Exercise is perhaps the lifestyle factor most consistently associated with reduced risk of dementia, and studies have found that the positive effect(s) of exercise hold whether physical activity occurs in midlife, well in advance of dementia symptoms (20), or whether it occurs in elderly patients already diagnosed with dementia (21). Though numerous studies have documented the benefits of exercise in ameliorating dementia, it is important to note that the mechanism by which this occurs differ with age. For example, exercise in midlife may have long-term cardiovascular benefits that ultimately reduce dementia risk (22), while exercise in dementia patients may increase neurotrophic growth factors, or ameliorate depressive symptoms (23,24).
The path forward
As Lourida et al. discuss, SNPs associated with AD affect various biological processes including immune function, lipid homeostasis, endocytic processing, and cholesterol transport. Thus, it is possible that stratifying individuals by genetic variant function may reveal more pronounced effects of certain lifestyle factors in mitigating genetic risk. For example, risk variants in TREM2 and HLA-DRB5-DBR1 are known to influence microglial function and inflammatory processes. Would probiotics that modulate inflammation be most efficacious in these individuals? APOE-ε4 is thought to play a role in cholesterol homeostasis and lipid transport. Would APOE-ε4 individuals benefit most from a long-term ketogenic diet?
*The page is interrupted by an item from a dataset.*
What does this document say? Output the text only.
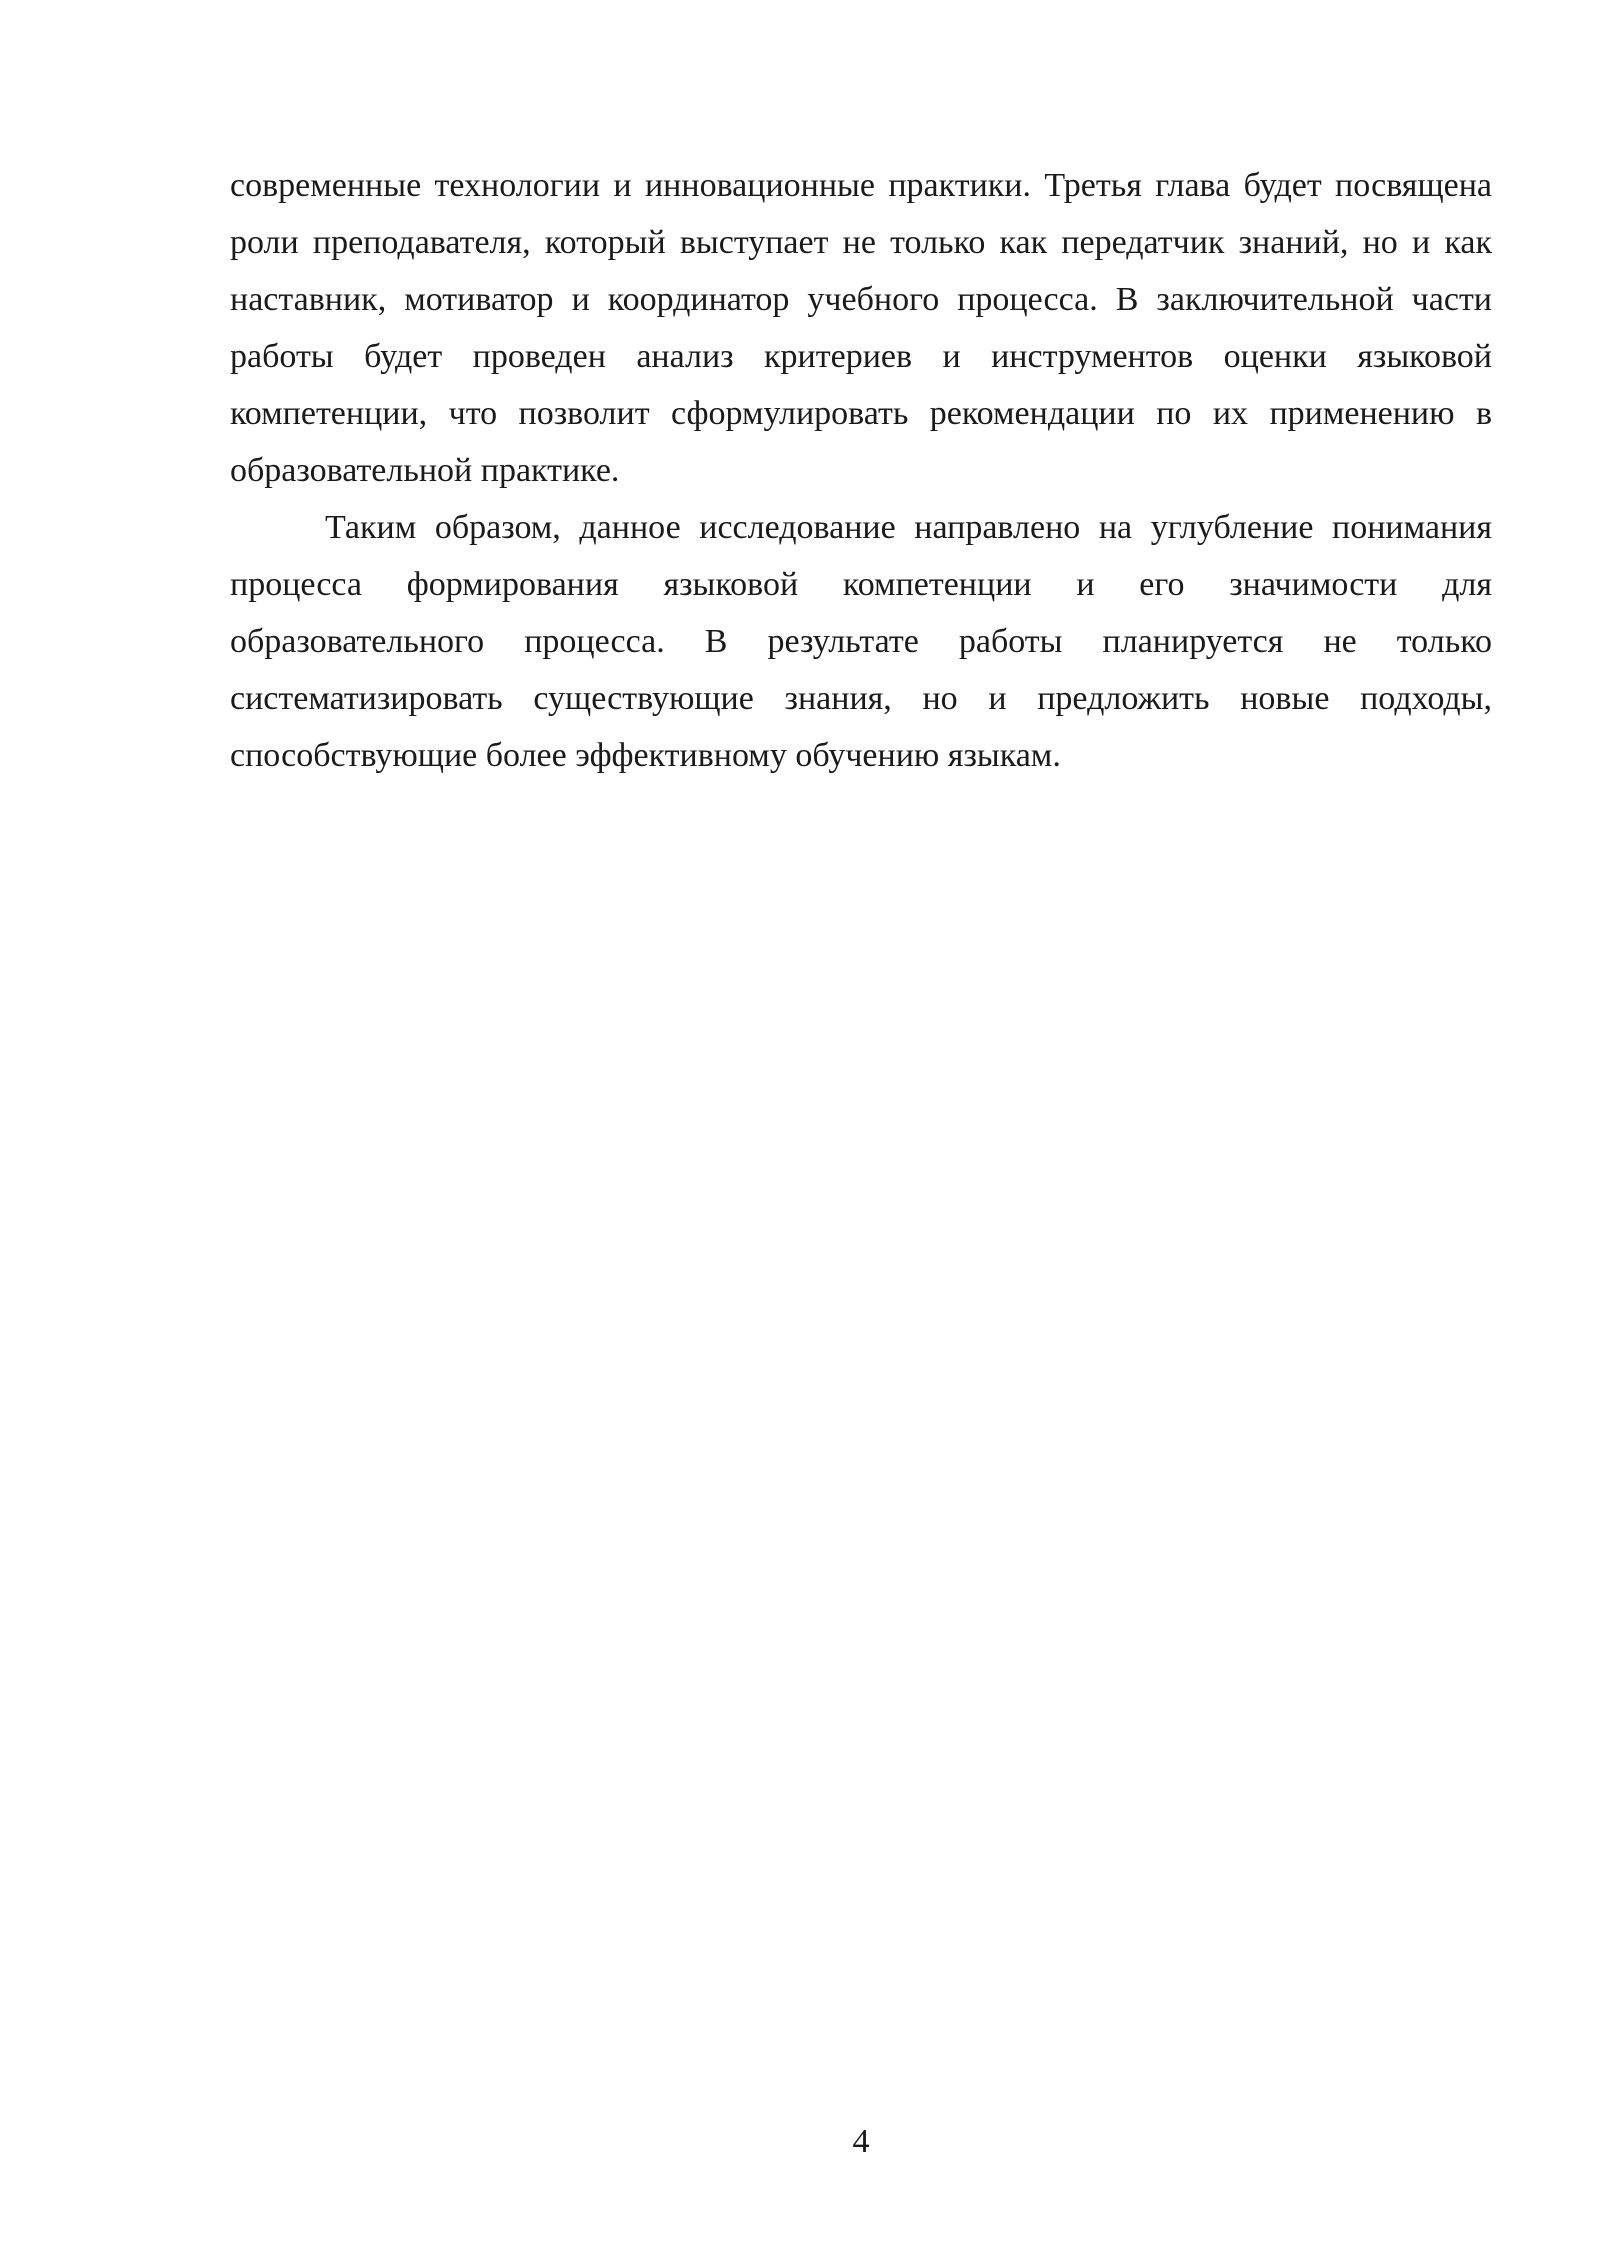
современные технологии и инновационные практики. Третья глава будет посвящена роли преподавателя, который выступает не только как передатчик знаний, но и как наставник, мотиватор и координатор учебного процесса. В заключительной части работы будет проведен анализ критериев и инструментов оценки языковой компетенции, что позволит сформулировать рекомендации по их применению в образовательной практике.

Таким образом, данное исследование направлено на углубление понимания процесса формирования языковой компетенции и его значимости для образовательного процесса. В результате работы планируется не только систематизировать существующие знания, но и предложить новые подходы, способствующие более эффективному обучению языкам.

4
Alternatively, perhaps the benefits of a healthy lifestyle are greater than the sum of its parts. Admittedly, the biological pathways implicated in AD and age-related dementias often interact with one another, and many AD risk genes have pleiotropic effects. Over a lifetime, these interactive effects are likely to be magnified, and thus, a single therapeutic targeting a particular pathway (i.e., cholesterol transport) may be ineffective, or only effective when the intervention is administered early in life. Overall, future large-scale cohort studies that stratify by genetic variant function will be important in determining whether particular lifestyle factors should be targeted to specific individuals. Likewise, preclinical studies will be essential for determining the therapeutic window for effective lifestyle interventions, and for determining whether the effects of specific genetic variants on AD can be uniquely targeted by particular lifestyle interventions.
Conflicts of Interest: The authors have no conflicts of interest to declare.
Ethical Statement: The authors are accountable for all aspects of the work in ensuring that questions related to the accuracy or integrity of any part of the work are appropriately investigated and resolved.